Parsing model output with a regex and a prayer doesn't survive contact with traffic. The validation layers that keep structured LLM output reliable — constrained decoding, schema validation, and the repair loop.
The demo works: you ask the model for JSON, it returns JSON, you JSON.parse it. Then real traffic arrives and 2% of responses come back with a trailing comment, a markdown code fence, a hallucinated extra field, or a number where you expected a string. At a million requests a day, 2% is twenty thousand broken responses. Here's the layered approach that got our structured-output reliability from "mostly" to "we stopped getting paged."
The single biggest win was switching from "please return JSON" in the prompt to schema-constrained generation at the API layer. Most providers now support forcing the model to emit output matching a JSON schema — the decoder is masked so only tokens that keep the output valid against the schema are sampleable.
schema = {
"type": "object",
"properties": {
"intent": {"type": "string", "enum": ["refund", "question", "complaint"]},
"confidence": {"type": "number", "minimum": 0, "maximum": 1},
"entities": {"type": "array", "items": {"type": "string"}},
},
"required": ["intent", "confidence"],
"additionalProperties": False,
}
response = client.messages.create(
model="claude-...",
tools=[{"name": "classify", "input_schema": schema}],
tool_choice={"type": "tool", "name": "classify"},
messages=[{"role": "user", "content": text}],
)
result = response.content[0].input # already schema-valid
Forcing a tool call with a strict input_schema means the structural classes of failure — fences, prose preamble, wrong types, missing required fields — largely disappear because the model literally cannot emit them. This is the difference between validating output and making invalid output unrepresentable.
Constrained decoding guarantees the output is shaped right. It does not guarantee it's correct. confidence: 0.99 on a wrong classification is still schema-valid. So the second layer is semantic validation in your own code:
from pydantic import BaseModel, field_validator
class Classification(BaseModel):
intent: str
confidence: float
entities: list[str] = []
@field_validator("entities")
@classmethod
def entities_must_appear_in_source(cls, v, info):
# reject hallucinated entities not present in the input
source = info.context["source_text"].lower()
return [e for e in v if e.lower() in source]

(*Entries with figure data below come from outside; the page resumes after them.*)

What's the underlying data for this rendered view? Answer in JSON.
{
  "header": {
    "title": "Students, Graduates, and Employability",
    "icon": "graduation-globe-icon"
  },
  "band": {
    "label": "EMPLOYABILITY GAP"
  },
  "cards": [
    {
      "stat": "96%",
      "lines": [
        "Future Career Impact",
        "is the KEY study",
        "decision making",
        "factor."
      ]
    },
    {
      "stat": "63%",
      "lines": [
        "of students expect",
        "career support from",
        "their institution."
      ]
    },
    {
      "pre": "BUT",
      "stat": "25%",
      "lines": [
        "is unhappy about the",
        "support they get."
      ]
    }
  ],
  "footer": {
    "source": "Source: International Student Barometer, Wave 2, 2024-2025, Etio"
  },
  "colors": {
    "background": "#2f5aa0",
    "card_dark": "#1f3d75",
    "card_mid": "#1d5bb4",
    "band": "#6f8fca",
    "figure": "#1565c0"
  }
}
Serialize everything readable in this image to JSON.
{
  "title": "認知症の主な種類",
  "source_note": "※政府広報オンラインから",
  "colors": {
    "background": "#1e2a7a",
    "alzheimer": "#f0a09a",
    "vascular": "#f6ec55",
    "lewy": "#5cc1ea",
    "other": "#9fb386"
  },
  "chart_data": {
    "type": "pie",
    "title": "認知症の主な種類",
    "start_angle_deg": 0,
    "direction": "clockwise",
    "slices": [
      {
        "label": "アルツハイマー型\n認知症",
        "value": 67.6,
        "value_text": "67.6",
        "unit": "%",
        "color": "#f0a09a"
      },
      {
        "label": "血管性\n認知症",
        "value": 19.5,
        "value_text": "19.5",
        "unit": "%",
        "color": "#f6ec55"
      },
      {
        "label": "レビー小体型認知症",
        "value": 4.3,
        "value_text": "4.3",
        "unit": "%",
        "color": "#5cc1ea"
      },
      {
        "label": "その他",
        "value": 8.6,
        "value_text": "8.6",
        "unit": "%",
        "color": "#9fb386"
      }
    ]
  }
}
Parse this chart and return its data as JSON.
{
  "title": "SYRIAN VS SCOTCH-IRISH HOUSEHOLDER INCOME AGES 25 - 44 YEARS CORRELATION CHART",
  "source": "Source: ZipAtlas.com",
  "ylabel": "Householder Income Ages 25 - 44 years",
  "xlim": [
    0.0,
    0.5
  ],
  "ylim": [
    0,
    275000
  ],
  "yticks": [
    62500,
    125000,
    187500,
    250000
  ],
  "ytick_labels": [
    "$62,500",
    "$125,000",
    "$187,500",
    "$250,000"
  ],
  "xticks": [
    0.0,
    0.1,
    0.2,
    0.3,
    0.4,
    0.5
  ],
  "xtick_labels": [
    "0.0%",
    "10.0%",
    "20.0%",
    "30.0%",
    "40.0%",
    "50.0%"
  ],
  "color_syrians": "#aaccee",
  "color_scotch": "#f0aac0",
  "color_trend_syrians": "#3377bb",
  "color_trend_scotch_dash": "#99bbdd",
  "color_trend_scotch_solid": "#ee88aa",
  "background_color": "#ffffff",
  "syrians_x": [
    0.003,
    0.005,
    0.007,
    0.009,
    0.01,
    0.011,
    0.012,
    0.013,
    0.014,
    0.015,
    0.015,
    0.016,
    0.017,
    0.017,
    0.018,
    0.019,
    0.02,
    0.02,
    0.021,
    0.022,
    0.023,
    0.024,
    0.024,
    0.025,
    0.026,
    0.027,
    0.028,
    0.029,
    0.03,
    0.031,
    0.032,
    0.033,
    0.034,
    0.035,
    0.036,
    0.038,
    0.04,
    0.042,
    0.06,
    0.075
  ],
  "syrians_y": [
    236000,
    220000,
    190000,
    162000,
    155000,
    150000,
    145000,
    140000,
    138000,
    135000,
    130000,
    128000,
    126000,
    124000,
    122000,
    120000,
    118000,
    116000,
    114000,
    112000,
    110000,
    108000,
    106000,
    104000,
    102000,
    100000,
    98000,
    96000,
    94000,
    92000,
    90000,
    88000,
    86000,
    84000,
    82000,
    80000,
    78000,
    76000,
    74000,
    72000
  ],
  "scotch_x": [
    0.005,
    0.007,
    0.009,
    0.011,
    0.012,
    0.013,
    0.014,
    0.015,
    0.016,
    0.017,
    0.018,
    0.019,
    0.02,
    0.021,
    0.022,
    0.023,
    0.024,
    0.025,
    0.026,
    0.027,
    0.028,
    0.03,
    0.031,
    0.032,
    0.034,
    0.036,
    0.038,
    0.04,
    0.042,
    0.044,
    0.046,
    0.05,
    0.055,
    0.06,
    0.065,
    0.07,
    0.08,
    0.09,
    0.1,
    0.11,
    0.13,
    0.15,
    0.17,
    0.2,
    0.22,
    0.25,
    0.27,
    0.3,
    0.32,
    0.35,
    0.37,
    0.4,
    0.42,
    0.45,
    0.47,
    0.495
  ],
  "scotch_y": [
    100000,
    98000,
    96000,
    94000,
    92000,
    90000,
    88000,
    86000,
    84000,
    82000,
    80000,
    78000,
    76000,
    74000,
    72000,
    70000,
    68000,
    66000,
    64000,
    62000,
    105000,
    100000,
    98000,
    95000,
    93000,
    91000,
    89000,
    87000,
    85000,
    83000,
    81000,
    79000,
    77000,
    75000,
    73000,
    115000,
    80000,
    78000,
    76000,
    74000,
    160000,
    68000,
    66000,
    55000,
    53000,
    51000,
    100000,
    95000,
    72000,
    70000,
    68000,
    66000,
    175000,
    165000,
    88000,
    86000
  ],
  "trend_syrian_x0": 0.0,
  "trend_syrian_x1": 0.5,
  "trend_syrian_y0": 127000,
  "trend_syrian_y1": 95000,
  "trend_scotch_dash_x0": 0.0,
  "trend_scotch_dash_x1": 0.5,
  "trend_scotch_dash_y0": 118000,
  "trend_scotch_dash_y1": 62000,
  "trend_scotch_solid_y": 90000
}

We drop entities the model invented that don't appear in the source text. Schema validation can't catch that — it's a business rule, and business rules live in your code, not the model's prompt.
When validation still fails — usually a semantic constraint, occasionally a provider that doesn't support strict schemas — feed the error back and retry once or twice, not forever:
def generate_validated(text, max_attempts=2):
messages = [{"role": "user", "content": text}]
for attempt in range(max_attempts):
raw = call_model(messages)
try:
return Classification.model_validate(raw, context={"source_text": text})
except ValidationError as e:
messages.append({"role": "assistant", "content": str(raw)})
messages.append({"role": "user",
"content": f"That failed validation: {e}. Fix and resend."})
raise OutputValidationError("exhausted repair attempts")
Two rules learned the hard way:
confidence was 1.5, must be ≤ 1" gets you a fix.When repair is exhausted, you need a defined behavior that isn't a 500. Depending on the call site:
degraded: true flagThe worst outcome is an exception bubbling to the user because nobody decided what "the model couldn't comply" should do.
Treat model output exactly like user input: untrusted until validated. Never let it flow directly into a SQL query, a shell command, a file path, or an API call without passing your schema and semantic checks first. Constrained decoding makes the happy path clean; the validation layer is what keeps a bad day from becoming an incident.
Reliable structured output isn't one trick. It's constraining what the model can emit, validating what it means, repairing what's fixable, and having a plan for what isn't.